A Washington state battery systems manufacturer this month announced plans to build a fabrication, testing, and assembly facility for its marine power products.
Lavle, a joint venture between battery firm 3DOM and Ockerman Automation, will develop an existing building near Skagit Regional Airport — about 60 miles north of Seattle — and build a new facility adjacent to that property. The project is expected to create 50 new jobs.
The campus will put together what Lavle officials said will be the world’s first solid-electrolyte battery energy storage system for the marine market. It will also build and test engines, generators, drives, motors, and bridge and engineering control stations.
The facility’s battery cells will initially be imported from Japan, but Lavle hopes to establish manufacturing of separators and energy systems — and, eventually, complete powertrain and control systems — in the U.S.

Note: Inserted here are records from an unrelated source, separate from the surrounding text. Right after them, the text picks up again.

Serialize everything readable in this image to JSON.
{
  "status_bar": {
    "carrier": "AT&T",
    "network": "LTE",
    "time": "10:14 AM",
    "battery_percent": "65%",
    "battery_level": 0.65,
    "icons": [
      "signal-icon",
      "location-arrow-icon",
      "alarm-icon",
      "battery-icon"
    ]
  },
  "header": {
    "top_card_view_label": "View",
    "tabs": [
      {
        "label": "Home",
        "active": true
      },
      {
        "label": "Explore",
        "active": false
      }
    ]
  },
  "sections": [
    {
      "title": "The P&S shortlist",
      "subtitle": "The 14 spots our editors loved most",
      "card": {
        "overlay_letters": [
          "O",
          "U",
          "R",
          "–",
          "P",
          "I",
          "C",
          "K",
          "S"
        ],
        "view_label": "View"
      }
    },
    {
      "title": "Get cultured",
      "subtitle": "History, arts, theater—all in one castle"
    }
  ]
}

Company officials called the project an important step toward “commercialization and deployment of Lavle’s SEB energy storage system.”
State officials, meanwhile, hailed the announcement’s impact on both the clean technology and maritime sectors in northwestern Washington.
“Lavle’s groundbreaking and unsurpassed R&D makes it the only U.S. company doing what they do in advancing battery storage and electric vessels,” John Sternlicht, the CEO of the Economic Development Alliance of Skagit County, said in a statement.